Before passing on to other metaphors, I’d just like to point out that although here, 641’s primality was used as an explanation for why a certain domino did
not
fall, it could equally well serve as the explanation for why a different domino
did
fall. In particular, in the domino chainium, there could be a stretch called the “prime stretch” whose dominos all topple when the set of potential divisors has been exhausted, which means that the input has been determined to be prime.

The point of this example is that 641’s primality is the best explanation, perhaps even the
only
explanation, for why certain dominos
did
fall and certain other ones
did not
fall. In a word, 641 is the prime mover. So I ask: Who shoves whom around inside the domino chainium?

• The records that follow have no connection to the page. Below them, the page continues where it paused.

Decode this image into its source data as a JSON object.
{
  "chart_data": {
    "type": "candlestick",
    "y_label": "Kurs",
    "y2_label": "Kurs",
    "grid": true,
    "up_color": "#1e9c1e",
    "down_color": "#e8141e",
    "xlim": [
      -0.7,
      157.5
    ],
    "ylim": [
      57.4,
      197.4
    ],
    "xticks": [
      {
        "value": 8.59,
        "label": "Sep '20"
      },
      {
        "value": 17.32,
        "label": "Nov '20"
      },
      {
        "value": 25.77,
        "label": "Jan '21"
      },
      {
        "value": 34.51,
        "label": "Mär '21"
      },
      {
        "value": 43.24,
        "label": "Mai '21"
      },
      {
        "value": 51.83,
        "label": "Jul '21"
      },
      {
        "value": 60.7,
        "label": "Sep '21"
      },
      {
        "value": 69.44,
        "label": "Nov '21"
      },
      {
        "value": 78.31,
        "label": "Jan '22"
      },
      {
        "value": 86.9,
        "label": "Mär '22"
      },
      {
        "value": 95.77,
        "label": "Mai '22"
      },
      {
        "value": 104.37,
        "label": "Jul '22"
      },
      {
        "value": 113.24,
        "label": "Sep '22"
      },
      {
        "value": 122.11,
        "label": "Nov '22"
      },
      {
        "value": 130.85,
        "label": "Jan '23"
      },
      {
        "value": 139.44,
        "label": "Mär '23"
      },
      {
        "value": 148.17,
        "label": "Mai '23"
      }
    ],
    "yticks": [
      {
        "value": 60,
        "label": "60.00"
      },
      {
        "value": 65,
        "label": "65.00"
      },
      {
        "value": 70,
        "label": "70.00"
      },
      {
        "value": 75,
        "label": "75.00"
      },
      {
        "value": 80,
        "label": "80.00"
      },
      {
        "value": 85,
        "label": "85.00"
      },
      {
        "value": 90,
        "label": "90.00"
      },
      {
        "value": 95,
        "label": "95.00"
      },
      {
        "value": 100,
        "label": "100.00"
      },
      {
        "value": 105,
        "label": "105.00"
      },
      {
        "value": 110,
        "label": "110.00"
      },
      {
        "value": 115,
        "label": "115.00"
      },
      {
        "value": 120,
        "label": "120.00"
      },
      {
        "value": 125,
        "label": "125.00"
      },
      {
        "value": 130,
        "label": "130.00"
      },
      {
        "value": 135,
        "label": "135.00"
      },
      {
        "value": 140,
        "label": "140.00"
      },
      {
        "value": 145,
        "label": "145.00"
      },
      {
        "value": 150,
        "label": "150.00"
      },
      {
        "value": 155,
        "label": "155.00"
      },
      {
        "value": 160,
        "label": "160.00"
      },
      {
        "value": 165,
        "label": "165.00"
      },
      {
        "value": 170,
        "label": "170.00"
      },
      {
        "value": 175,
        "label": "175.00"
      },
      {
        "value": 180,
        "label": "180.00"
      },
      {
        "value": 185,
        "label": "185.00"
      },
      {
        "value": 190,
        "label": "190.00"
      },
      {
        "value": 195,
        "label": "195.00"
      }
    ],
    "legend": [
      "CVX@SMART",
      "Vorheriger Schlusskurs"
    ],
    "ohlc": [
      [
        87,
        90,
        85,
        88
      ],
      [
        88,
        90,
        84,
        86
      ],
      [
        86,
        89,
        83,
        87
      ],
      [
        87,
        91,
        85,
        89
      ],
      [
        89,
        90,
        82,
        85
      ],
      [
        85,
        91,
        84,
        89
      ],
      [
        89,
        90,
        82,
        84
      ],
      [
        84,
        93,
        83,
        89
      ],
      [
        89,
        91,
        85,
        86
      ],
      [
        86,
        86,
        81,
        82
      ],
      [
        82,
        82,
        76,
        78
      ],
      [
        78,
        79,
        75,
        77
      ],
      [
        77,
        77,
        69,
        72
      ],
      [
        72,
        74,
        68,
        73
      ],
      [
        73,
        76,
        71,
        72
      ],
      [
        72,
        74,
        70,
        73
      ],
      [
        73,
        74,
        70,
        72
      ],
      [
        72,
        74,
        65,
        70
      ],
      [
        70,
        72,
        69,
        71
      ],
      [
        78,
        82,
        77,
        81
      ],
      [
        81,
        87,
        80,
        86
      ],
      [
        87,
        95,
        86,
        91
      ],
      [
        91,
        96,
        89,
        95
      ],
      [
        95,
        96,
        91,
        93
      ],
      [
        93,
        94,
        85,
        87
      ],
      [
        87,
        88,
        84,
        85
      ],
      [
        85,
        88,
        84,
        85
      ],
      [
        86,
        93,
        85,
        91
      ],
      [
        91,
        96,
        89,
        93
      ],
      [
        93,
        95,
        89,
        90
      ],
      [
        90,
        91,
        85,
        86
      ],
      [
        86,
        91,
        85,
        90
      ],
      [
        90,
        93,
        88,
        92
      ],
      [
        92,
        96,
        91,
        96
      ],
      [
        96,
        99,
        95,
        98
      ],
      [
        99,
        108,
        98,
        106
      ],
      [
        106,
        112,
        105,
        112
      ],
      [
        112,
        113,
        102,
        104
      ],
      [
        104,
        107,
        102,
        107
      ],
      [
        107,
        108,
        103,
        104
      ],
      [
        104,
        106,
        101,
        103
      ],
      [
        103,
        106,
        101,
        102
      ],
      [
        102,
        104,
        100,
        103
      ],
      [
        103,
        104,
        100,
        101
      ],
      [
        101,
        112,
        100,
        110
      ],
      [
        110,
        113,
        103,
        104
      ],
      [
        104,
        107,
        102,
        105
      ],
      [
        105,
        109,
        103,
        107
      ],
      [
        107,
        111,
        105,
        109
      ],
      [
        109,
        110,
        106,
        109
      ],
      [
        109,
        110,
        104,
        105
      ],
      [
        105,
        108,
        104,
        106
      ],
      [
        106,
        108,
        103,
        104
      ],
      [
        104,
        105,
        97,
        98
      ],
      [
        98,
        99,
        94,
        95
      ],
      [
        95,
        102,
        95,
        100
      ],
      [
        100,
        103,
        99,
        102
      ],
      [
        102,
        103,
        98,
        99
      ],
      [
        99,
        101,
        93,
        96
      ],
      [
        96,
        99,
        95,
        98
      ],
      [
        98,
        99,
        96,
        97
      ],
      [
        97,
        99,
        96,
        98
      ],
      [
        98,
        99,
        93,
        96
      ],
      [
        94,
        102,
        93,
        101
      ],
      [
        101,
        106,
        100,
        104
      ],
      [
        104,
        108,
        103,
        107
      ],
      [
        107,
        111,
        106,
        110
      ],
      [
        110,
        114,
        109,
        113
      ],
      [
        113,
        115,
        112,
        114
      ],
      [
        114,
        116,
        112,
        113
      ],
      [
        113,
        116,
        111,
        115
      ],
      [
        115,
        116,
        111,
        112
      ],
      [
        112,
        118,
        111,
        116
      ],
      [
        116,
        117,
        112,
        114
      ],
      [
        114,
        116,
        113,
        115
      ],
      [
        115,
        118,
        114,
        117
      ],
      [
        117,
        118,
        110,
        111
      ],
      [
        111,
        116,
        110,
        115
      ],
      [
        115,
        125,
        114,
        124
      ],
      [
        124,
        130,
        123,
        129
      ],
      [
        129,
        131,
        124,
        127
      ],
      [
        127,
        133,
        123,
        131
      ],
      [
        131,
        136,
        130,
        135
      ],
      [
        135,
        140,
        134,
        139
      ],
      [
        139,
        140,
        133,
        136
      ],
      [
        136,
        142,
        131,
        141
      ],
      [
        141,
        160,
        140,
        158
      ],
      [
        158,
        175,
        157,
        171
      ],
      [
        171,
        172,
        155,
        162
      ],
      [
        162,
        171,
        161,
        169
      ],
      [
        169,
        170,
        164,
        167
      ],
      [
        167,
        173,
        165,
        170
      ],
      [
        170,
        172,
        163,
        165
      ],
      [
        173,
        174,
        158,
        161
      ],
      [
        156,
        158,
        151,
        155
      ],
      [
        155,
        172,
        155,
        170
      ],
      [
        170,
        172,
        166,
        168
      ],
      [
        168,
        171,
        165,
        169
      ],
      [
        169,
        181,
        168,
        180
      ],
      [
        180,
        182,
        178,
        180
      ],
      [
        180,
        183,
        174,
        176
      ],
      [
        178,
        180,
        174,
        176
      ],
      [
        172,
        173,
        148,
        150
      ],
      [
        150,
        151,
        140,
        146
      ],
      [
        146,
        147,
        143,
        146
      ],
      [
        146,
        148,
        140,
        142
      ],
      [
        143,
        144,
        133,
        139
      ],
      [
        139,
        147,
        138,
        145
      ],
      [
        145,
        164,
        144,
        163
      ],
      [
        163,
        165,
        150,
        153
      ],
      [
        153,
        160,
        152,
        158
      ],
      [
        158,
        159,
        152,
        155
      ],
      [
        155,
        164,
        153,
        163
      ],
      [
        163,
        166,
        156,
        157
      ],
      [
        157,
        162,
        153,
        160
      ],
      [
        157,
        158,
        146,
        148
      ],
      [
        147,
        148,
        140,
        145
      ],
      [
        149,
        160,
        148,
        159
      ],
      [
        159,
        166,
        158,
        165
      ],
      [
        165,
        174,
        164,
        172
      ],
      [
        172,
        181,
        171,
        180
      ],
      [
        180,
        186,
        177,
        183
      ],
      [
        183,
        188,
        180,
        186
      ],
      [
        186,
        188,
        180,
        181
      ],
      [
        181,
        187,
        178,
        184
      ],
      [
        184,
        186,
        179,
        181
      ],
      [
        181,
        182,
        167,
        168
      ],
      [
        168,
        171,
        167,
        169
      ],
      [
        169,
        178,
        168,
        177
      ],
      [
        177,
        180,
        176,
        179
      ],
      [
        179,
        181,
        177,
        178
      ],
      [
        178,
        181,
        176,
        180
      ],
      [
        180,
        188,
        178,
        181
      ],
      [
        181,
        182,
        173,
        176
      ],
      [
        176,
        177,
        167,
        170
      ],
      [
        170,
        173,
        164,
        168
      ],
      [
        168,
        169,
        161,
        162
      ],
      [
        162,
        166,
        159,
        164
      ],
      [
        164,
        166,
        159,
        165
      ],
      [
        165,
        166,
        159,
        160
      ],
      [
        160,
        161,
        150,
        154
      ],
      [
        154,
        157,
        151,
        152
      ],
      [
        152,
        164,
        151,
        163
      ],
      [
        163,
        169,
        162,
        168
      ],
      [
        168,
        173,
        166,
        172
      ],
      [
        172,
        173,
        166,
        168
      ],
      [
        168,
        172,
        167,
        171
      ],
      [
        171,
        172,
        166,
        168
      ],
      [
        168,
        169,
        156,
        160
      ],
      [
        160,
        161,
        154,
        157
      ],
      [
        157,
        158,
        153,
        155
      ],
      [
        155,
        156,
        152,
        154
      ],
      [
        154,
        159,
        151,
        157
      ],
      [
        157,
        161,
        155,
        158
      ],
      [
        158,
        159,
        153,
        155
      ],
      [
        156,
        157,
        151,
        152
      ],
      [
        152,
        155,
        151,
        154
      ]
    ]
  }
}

The Causal Potency of Collective Phenomena

My next metaphor was dreamt up on an afternoon not long ago when I was caught in a horrendous traffic jam on some freeway out in the countryside, with several lanes of nearly touching cars all sitting stock still. For some reason I was reminded of big-city traffic jams where you often hear people honking angrily at each other, and I imagined myself suddenly starting to honk my horn over and over again at the car in front of me, as if to say, “Get out of my way, lunkhead!”

The thought of myself (or anyone) taking such an outrageously childish action made me smile, but when I considered it a bit longer, I saw that there might be a slim rationale for honking that way. After all, if the next car were magically to poof right out of existence, I could fill the gap and thus make one car-length’s worth of progress. Now a car poofing out of existence is not too terribly likely, and one car-length is not much progress, but somehow, through this image, the idea of honking became just barely comprehensible to me. And then I remembered my domino chainium and the silly superlocal answer, “That domino didn’t fall because its neighbor didn’t fall, you dummy!” This myopic answer and my fleeting thought of honking at the car just ahead of me seemed to be cut from the same cloth.

As I continued to sit in this traffic jam, twiddling my thumbs instead of honking, I let these thoughts continue, in their bully-like fashion, to push my helpless neurons around. I imagined a counterfactual situation in which the highway was shrouded in the densest pea-soup fog imaginable, so that I could barely make out the rear of the car ahead of me. In such a case, honking my horn wouldn’t be quite so blockheaded. For all I know, that car alone might well be the entire cause of my being stuck, and if only it would just get out of the way, I could go sailing down the highway!

If you’re totally fog-bound like that, or if you’re incredibly myopic, then you might think to yourself, “It’s all my neighbor’s fault!”, and there’s at least a small chance that you’re right. But if you have a larger field of view and can see hordes of immobilized cars on all sides, then honking at your immediate predecessor is an absurdity, for it’s obvious that the problem is not local. The root problem lies at some level of discourse other than that of cars. Though you may not know its nature, some higher-level, more abstract reason must lie behind this traffic jam.

Perhaps a very critical baseball game just finished three miles up the road. Perhaps it’s 7:30 on a weekday morning and you’re heading towards Silicon Valley. Perhaps there’s a huge blizzard ten miles ahead. Or it may be something else, but it’s surely some social or natural event of the type that induces large numbers of people all to do the same thing as one another. No amount of expertise in car mechanics will help you to grasp the essence of such a situation; what is needed is knowledge of the abstract forces that can act on freeways and traffic. Cars are just pawns in the bigger game and, aside from the fact that they can’t pass through each other and emerge intact post-crossing (as do ripples and other waves), their physical nature plays no significant role in traffic jams. We are in a situation analogous to that in which the global, abstract, math-level answer “641 is prime” is far superior to a local, physical, domino-level answer.